The Texas Department of Transportation began warning Dorrell, co-founder and president of a ministry called Mission Waco, about the impending construction several years ago. He jokingly refers to the project as “our church remodel.”
“They were concerned about us,” Dorrell said of the highway officials. “We laugh about that because we’re just squatters. We have no right to be at the table.”
After the Waco Tribune-Herald reported on the church’s plight, Dorrell got a call from one of this city’s most famous residents: Chip Gaines, who with his wife, Joanna, starred in the HGTV home-improvement reality series “Fixer Upper.”
Gaines offered the lawn of Magnolia Market at the Silos — the couple’s popular tourist destination, which drew an estimated 1.6 million visitors to Waco last year — as a temporary home for Church Under the Bridge.
The attraction, which is closed on Sundays, is about four blocks from the bridge.

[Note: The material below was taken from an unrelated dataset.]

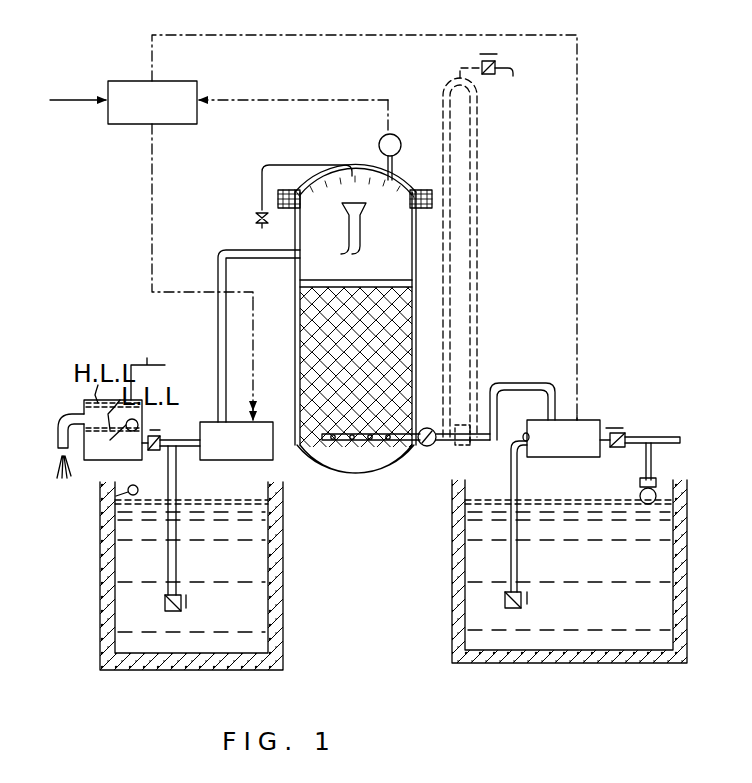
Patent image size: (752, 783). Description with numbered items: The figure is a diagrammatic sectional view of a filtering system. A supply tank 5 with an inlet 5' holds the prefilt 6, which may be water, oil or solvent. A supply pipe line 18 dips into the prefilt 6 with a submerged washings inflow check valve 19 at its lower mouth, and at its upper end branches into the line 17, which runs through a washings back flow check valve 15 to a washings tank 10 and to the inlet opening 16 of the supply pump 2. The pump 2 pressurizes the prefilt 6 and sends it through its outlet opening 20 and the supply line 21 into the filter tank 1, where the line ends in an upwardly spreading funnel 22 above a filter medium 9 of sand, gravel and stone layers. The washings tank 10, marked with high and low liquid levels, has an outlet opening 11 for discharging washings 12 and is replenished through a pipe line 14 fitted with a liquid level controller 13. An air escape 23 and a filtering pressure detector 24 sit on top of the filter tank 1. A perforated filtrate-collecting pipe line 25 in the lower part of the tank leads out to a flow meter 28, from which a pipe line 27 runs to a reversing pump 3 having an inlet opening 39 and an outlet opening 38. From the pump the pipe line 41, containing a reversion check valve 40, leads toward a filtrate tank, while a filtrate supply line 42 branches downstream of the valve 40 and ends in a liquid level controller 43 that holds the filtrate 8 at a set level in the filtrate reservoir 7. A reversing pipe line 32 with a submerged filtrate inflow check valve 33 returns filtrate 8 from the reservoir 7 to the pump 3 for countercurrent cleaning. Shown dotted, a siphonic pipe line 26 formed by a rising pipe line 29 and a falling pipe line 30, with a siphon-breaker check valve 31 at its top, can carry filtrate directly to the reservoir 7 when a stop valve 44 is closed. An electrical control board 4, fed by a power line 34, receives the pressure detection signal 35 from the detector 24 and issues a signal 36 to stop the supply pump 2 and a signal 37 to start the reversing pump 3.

“I’ve known about Jimmy and the way he’s been selflessly serving this community for a while, since back when I was in college,” Chip Gaines, a Baylor alumnus, told Religion News Service in an emailed statement. “A few months ago, I read about how the I-35 project would impact his church, so we reached out to discuss his options and ultimately, to see if there was a way we might be able to help.
“I’ve always admired Jimmy from afar, so when we both agreed that the location of the Silos made sense for Church Under the Bridge, I knew we wanted to be part of the solution for this congregation,” Gaines added.
Dorrell, who also teaches theology courses at nearby Baylor, the world’s largest Baptist university, said he has known Chip and Joanna Gaines since they were students. He said they’ve supported the church in the past.